现在,我们将转到代码以获取该单个预测的 SHAP 值。
import shap # package used to calculate Shap values
# Create object that can calculate shap values
explainer = shap.TreeExplainer(my_model)
# Calculate Shap values
shap_values = explainer.shap_values(data_for_prediction)
The shap_values
object above is a list with two arrays. The first array is the SHAP values for a negative outcome (don't win the award), and the second array is the list of SHAP values for the positive outcome (wins the award). We typically think about predictions in terms of the prediction of a positive outcome, so we'll pull out SHAP values for positive outcomes (pulling out shap_values[1]
).
上面的 shap_values
对象是一个包含两个数组的列表。第一个数组是负面结果(未赢得奖项)的 SHAP 值,第二个数组是正面结果(赢得奖项)的 SHAP 值列表。我们通常从正面结果的预测角度来考虑预测,因此我们将提取正面结果的 SHAP 值(提取 shap_values[1]
)。
It's cumbersome to review raw arrays, but the shap package has a nice way to visualize the results.
查看原始数组很麻烦,但 shap 包有一种很好的方法来可视化结果。
shap.initjs()
shap.force_plot(explainer.expected_value[1], shap_values[1], data_for_prediction)
If you look carefully at the code where we created the SHAP values, you'll notice we reference Trees in shap.TreeExplainer(my_model)
. But the SHAP package has explainers for every type of model.
如果您仔细查看我们创建 SHAP 值的代码,您会注意到我们在 shap.TreeExplainer(my_model)
中引用了树。但 SHAP 包为每种类型的模型提供了解释器。
shap.DeepExplainer
works with Deep Learning models.shap.DeepExplainer
适用于深度学习模型。shap.KernelExplainer
works with all models, though it is slower than other Explainers and it offers an approximation rather than exact Shap values.shap.KernelExplainer
适用于所有模型,尽管它比其他解释器慢,并且它提供的是近似值而不是精确的 Shap 值。

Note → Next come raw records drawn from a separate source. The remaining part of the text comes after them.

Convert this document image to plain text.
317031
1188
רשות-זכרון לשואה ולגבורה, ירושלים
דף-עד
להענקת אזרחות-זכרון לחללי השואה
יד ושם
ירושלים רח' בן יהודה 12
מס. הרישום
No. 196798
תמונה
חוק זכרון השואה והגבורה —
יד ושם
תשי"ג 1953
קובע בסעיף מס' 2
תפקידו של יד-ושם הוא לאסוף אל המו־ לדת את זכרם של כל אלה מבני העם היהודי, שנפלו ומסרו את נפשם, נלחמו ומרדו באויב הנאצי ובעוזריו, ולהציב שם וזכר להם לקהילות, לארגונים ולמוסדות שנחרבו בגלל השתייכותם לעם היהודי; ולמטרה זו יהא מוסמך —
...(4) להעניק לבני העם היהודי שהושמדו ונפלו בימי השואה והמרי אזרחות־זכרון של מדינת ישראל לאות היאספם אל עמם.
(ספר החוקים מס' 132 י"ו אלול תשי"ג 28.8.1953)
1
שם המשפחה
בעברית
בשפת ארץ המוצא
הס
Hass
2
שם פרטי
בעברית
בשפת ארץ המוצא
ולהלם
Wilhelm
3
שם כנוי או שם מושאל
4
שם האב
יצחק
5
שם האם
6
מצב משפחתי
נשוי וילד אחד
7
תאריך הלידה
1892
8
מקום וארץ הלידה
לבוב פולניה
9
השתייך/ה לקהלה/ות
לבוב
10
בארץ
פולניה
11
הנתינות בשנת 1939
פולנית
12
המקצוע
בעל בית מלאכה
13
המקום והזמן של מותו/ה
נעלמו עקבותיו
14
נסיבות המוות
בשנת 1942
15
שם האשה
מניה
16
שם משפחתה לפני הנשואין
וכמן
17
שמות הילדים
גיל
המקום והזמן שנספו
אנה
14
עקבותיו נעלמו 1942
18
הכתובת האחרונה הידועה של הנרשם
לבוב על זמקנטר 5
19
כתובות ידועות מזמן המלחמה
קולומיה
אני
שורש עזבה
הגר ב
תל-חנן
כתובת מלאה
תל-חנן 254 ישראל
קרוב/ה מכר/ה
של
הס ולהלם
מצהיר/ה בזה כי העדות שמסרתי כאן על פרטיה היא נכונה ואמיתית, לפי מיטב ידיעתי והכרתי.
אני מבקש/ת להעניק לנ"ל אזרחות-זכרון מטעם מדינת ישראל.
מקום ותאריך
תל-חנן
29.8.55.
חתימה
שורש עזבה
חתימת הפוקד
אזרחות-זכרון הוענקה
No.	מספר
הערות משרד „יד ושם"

Here is an example using KernelExplainer to get similar results. The results aren't identical because KernelExplainer
gives an approximate result. But the results tell the same story.
这是一个使用 KernelExplainer
获得类似结果的示例。结果并不相同,因为 KernelExplainer
给出了近似结果。但结果讲述了同一个故事。
# use Kernel SHAP to explain test set predictions
k_explainer = shap.KernelExplainer(my_model.predict_proba, train_X)
k_shap_values = k_explainer.shap_values(data_for_prediction)
shap.force_plot(k_explainer.expected_value[1], k_shap_values[1], data_for_prediction)
Your Turn
轮到你了
SHAP values are awesome. Have fun applying them, alongside the other tools you've learned, to solve a full data-science scenario.
SHAP 值非常棒。尽情应用它们以及你学到的其他工具来 解决完整的数据科学场景 。